Top 10 2017 Saskatchewan Exports(C$ Thousands)
Looking ahead, Export Development Canada forecasts that Saskatchewan exports will grow by 4.0% in 2018 as stability is expected for the main economic sectors. Economists are predicting an increase in activity in the oil and gas and mining sectors and improvement in growing conditions for the agricultural sector.
Source: Saskatchewan Trade and Export Partnership, 2017 State of Trade, February 2018.
How Is Saskatchewan Doing in Labour Productivity?
Growth in labour productivity is associated with economic growth, a higher standard of living, and higher real incomes. Saskatchewan labour productivity, measured as real GDP per hour worked, continued to grow in 2017, reaching $59.50/hour, up 4.2% from 2016.
Productivity rose in both goods-producing (+5.3%) and service (+3.1%) businesses. Mining, quarrying, oil and gas extraction, retail trade, manufacturing, and finance and insurance led the growth in 2017.
There are many reasons behind the growth in labour productivity, including increases in equipment available to workers, an increase in the proportion of skilled workers, increases in plant scale, changes in organizational structure, and improvements in technology.
A great deal of attention is devoted to comparisons of productivity growth across provinces. In 2017, Saskatchewan ranked fifth among the provinces in labour productivity and scored higher than the Canadian average. In productivity growth, Saskatchewan ranked fourth among the provinces, also scoring higher than the Canadian average.
Source: Canada. “Hours worked and labour productivity in the provinces and territories (preliminary), 2017.” Released May 23, 2018. https://www150.statcan.gc.ca/n1/daily-quotidien/180523/dq180523a-eng.htm
Is Saskatchewan attracting foreign direct investment?
Foreign direct investment (FDI) is investment that allows an investor to own 10% or more of a company’s ordinary shares or voting power by creating an entirely new enterprise or purchasing an existing firm outside the investor’s own country.
With the rise of global supply chains, FDI is being used increasingly to restructure business operations, stimulate trade, and enhance profitability, thus expanding national wealth. Countries compete to attract FDI because FDI inflows lead to higher productivity, improved quality of products, and increased competitiveness.
While data on total FDI flows are not available for the provinces, comparable data are available on greenfield FDI, which is investment that expands an existing facility or creates a new facility (as opposed to brownfield FDI, in which a foreign firm purchases an existing facility or company). Although the data are not perfect, they do give a sense of which provinces do well in attracting FDI. Greenfield FDI is measured by the inward greenfield FDI performance index.
If a region’s share of global inward greenfield FDI matches its relative share in global GDP, the region’s inward greenfield FDI performance index is one. A value greater than one means the region attracts more greenfield FDI than its economic size would suggest. A value less than one indicates a smaller share of greenfield FDI relative to GDP share. In the rankings, each jurisdiction’s inward greenfield FDI index is calculated as an average over the past five years.
For 2012–16, Saskatchewan ranked nearly last among the provinces with a 0.26 greenfield FDI index, followed only by Manitoba, with an inward greenfield FDI index of 0.25.

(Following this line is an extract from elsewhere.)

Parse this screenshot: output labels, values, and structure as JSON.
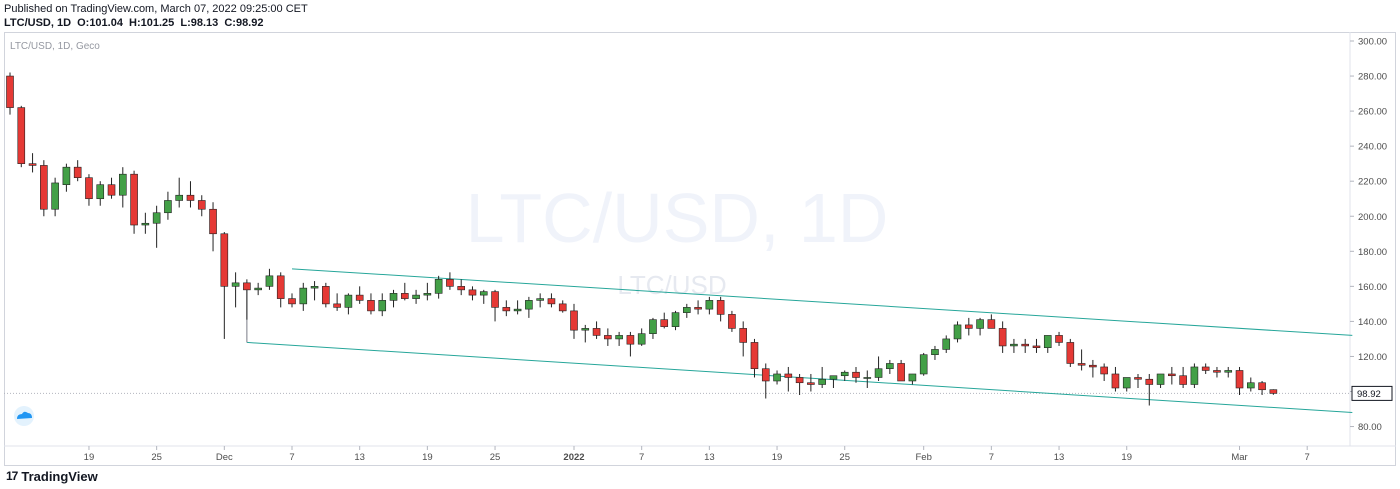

For 2008–12, Saskatchewan ranked fifth among the provinces. This dramatic shift in ranking reflects the contraction of investment in the wake of the negative commodity shock in 2014. All provinces except Ontario and B.C. had inward greenfield FDI index scores of less than one, which means they were not attracting a global share of greenfield FDI equal to their global share of GDP.

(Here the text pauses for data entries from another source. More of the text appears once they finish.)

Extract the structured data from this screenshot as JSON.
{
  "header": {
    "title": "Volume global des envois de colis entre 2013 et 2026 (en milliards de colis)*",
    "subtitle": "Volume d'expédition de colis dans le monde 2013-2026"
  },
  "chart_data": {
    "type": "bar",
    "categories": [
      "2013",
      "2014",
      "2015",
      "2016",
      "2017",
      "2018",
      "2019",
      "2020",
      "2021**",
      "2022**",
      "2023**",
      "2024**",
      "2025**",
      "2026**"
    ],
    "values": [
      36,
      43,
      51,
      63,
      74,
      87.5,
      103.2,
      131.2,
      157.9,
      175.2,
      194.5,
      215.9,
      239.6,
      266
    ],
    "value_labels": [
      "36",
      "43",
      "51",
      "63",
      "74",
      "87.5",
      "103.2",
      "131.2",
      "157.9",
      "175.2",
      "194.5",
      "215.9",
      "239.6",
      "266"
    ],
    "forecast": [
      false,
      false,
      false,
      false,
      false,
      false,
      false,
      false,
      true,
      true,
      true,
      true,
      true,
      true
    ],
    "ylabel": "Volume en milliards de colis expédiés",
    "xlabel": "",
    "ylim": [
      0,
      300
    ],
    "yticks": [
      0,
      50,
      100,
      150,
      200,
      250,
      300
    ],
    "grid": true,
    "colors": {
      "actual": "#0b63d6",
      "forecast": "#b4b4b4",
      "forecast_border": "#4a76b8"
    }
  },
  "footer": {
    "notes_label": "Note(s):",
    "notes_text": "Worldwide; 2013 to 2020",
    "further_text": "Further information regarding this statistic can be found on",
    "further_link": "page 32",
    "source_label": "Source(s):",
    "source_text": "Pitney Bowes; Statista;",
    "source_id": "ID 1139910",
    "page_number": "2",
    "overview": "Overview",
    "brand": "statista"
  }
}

Although resource-rich provinces did poorly on the 2017 rankings, the longterm trends are working in our favour. In 1999, total inward FDI for the mining and oil extraction sector in Canada made up less than 10% of inward FDI stock. This share had increased to 23% by 2016. When commodity prices eventually recover, the resource-rich provinces will likely move back up the rankings, although their FDI indexes may be lower than during the boom years.